Private credit funds invest in nonrated, debtlike instruments that have no readily tradable market or publicly quoted price. The lack of ratings and liquidity results in higher yields than on publicly traded, rated securities. Assets under management in such funds were growing rapidly until 2008. However, fundraising activity slowed significantly with the onset of the 2008-2009 financial crisis.
Post-financial crisis, opportunities to invest in private credit expanded dramatically as traditional bank lending was constrained during the credit crisis and alternative sources of risk capital stepped in to fill the void.
The historically low interest rate environment that existed over the past decade resulted in increased demand from institutional investors seeking yields, frequently with an embedded inflationary hedge (as loans are all floating rate), expectations for low volatility and low correlation with the rest of their portfolio, and the assumptions of an imbedded liquidity premium relative to traditional fixed-income investments.
The increase of both supply and demand for private credit has resulted in substantial growth in assets under management.
World Of Private Credit
There’s a wide spectrum of private credit strategies, including:
- Business Development Companies (BDCs): BDCs are closed-end investment vehicles organized under the Investment Company Act of 1940. BDCs generally invest in small and midsize companies through debt and, to a lesser extent, equity securities and derivative securities.

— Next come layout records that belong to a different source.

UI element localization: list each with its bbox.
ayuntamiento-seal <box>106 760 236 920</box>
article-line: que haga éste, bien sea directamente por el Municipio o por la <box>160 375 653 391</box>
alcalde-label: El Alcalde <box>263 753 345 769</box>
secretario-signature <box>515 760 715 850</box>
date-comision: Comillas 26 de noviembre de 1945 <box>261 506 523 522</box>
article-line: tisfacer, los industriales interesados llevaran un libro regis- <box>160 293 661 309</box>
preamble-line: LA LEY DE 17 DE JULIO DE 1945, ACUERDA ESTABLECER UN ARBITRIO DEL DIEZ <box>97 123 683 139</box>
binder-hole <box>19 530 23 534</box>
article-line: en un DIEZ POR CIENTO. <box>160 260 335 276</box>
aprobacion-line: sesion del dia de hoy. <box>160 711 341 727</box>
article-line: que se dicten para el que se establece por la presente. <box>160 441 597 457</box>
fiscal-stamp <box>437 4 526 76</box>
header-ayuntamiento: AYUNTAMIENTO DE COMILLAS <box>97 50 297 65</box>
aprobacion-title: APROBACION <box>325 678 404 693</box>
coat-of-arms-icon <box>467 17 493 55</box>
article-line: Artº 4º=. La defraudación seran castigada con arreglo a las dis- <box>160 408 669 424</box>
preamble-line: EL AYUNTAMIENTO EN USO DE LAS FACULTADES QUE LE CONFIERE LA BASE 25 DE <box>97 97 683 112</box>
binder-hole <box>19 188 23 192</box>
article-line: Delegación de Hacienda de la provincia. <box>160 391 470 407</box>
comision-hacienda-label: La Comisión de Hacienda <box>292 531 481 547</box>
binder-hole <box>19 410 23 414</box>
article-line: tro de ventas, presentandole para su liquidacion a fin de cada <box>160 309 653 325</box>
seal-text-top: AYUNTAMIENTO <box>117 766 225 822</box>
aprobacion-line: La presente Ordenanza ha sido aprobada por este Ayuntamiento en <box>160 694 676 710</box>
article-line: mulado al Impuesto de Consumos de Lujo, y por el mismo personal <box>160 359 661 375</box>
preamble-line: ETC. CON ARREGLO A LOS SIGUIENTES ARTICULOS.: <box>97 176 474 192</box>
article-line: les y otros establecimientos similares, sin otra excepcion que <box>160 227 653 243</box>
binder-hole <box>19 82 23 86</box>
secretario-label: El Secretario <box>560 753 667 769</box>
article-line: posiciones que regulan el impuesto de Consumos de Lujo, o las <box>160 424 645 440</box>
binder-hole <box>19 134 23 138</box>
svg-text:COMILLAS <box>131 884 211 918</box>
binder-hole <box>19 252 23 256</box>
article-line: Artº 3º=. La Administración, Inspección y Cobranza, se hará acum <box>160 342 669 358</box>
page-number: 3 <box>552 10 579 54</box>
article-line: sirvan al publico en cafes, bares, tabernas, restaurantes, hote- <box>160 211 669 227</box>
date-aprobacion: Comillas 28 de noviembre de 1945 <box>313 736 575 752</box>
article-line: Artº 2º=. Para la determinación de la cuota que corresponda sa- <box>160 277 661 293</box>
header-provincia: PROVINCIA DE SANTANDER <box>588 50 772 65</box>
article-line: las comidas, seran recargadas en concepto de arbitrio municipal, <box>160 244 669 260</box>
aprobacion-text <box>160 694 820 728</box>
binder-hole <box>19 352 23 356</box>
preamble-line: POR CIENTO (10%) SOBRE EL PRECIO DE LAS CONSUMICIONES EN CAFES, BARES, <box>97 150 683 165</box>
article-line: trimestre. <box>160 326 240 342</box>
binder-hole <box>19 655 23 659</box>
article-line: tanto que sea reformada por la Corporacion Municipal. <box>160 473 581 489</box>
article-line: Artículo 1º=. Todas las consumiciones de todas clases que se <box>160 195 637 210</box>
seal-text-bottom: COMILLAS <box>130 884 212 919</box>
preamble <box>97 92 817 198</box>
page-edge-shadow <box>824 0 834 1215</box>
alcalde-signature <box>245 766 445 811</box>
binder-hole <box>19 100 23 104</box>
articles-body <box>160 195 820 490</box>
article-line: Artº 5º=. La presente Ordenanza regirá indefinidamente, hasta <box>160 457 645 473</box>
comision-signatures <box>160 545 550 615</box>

- Senior Loan Funds: Senior loan funds are closed-end vehicles that make senior loan investments in small and midsize companies.
- Mezzanine Funds: Mezzanine funds are closed-end vehicles that typically make junior capital investments in small and midsize companies to fund acquisitions, growth, recapitalizations or buyouts. Mezzanine capital is traditionally a hybrid between debt and equity, taking the form of subordinated, unsecured debt or preferred stock.
- Distressed Debt Funds: Distressed debt funds are closed-end vehicles that invest in debt securities of mid- to large-sized companies that are experiencing financial distress. Investments are made either by purchasing debt at steep discounts in the open market or from existing creditors.
- Special Situation Funds: Special situation funds are typically closed-end vehicles that target investment in mid- to large-sized companies undergoing pricing or liquidity dislocation caused by financial stress or event-driven factors.
In the world of private credit, a distinction is made between funds that purchase loans originated by others and direct lending funds—funds that cultivate proprietary relationships to source transactions and make investments.
Direct lending generally covers loans made to U.S. middle-market companies without the traditional intermediary role of a bank or broker. Middle market companies are commonly defined as those with annual earnings (as measured by earnings before interest, tax, depreciation and amortization) between $10 million and $100 million.
Traditional direct lending investors include insurance companies, asset managers (on behalf of both institutional and individual investors) and specialty finance companies. According to a Cliffwater analysis of Federal Reserve, Barclays and J.P. Morgan Markets data, private direct lending provides about 4% of U.S. corporate debt financing.
Rapid Growth In Supply & Demand
An analysis by Preqin found that private credit assets under management have grown 16% annually since 2006, with most of that growth realized in the post-financial crisis period. By the end of 2016, investments in private credit approached $600 billion globally.
Further, according to a 2017 survey conducted by Pensions & Investments, U.S. institutional investors increased their commitments to private credit every year since 2010, reaching $18.3 billion in 2016. In 2017, global private credit funds closed on a record $118.7 billion of new fund commitments. Despite the rapid growth, little is known about the characteristics, including performance, of the asset class.
Shawn Munday, Wendy Hu, Tobias True and Jian Zhang provide a first look at the absolute and relative performance of private credit funds with their study “Performance of Private Credit Funds: A First Look,” which appears in the Fall 2018 issue of the Journal of Alternative Investments.
The authors used the Burgiss database of 476 private credit funds with nearly $480 billion in committed capital, including a subset of 155 direct lending funds. The data is representative of actual investor experience because it is sourced exclusively from limited partners, avoiding biases introduced by sourcing data from general partners (GPs).
The Burgiss data includes exact size and timing of cash flows as well as precise to-date fund valuations, which are typically reported by each fund on a quarterly basis. The fund data are net of all fees—carried interest paid to the GP and fund-level leverage—and thus represent net returns to limited partners.